Insiders Say The Luxor’s Days Are Numbered
One of the highest buildings on the Last Vegas Strip at the time of its official opening in 1993, the Luxor Resort & Casino remains a sight to behold and is as Vegas as Vegas gets to be. It’s so much more than just another popular Sin City attraction, even boasting what is considered to be the brightest light on earth. Its iconic Sky Beam, a cord of light that pierces the night sky from the tip of the famous pyramid, is so bright that it can be seen by air travellers as far away as Los Angeles.

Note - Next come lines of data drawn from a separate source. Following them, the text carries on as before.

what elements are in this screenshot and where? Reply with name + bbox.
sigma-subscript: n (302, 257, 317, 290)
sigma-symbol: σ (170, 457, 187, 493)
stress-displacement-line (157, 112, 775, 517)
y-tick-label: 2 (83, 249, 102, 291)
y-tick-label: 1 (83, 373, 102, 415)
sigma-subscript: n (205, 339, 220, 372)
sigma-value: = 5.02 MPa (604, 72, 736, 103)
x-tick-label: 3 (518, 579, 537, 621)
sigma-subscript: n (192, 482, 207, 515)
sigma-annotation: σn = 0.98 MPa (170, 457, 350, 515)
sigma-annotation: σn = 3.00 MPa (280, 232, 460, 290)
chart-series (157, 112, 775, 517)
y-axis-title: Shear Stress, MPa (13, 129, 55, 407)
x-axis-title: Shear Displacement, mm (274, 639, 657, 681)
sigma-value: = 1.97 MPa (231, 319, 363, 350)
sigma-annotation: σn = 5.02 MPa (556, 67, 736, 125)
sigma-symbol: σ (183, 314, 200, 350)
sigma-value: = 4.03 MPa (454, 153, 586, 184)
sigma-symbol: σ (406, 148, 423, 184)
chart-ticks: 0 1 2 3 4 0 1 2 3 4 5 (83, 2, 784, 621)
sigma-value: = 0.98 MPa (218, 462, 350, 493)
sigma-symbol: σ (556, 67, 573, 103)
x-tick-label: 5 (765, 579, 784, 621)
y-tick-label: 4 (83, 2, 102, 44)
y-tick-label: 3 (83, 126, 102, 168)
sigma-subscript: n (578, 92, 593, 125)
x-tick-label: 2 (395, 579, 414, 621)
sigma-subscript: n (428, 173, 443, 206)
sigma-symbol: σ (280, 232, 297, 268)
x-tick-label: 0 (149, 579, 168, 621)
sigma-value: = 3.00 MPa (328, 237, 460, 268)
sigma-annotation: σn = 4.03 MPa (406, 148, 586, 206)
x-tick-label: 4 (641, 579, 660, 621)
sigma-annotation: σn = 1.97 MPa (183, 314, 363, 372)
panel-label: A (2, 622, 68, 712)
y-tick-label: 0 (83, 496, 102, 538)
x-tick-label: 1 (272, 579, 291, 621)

But if rumour has it correctly, the iconic Luxor may not be part of the Vegas Strip and iconic skyline for much longer. According to a prominent Las Vegas insider and social media personality, MGM Resorts has been wanting to demolish the famous resort and casino for at least half a decade. Previously stopped short only by powerful Las Vegas workers’ unions, the ongoing global health crisis may just have dealt MGM the perfect hand of cards for justifying a final Luxor check-out.
Change Is Inevitable
Las Vegas has been moving steadily away from themed resorts and all-round family offerings, focusing more on adult entertainment and luxury accommodation. MGM in 2007 spent $300 million remodelling the iconic Luxor’s public areas to focus on adults instead of the original theme-park style environment.
In fact, the Luxor today looks nearly nothing like the Luxor MGM bought nearly 13 years ago. When the resort first opened, the focus was mainly on themed family-friendly entertainment, with a check-in process even involving a boat ride on an artificial river that stretched the distance between the check-in desk to the elevator riding toward the rooms. The idea of the artificial river-ride was incidentally abandoned some years later because of waiting times for the elevator having reached more than an hour due to the long delay caused by the exceptionally slow approach.
And the Luxor isn’t the only casino and resort “de-themed” by the casino giant. MGM’s Monte Carlo is no longer a swanky reminder of its Monaco desert Strip namesake but having been stripped of all traces of all cheesy imitations of existing themes, now resembles the type of stylish boutique hotel one would expect to see in New York or even Paris.
No Word From MGM
MGM hasn’t made any official announcement one way or the other regarding the future of the iconic Luxor. And so, for now at least, its fate remains unchanged. Only time will tell whether the Luxor’s legendary ghosts will continue to roam its passages and halls in the days and years to come.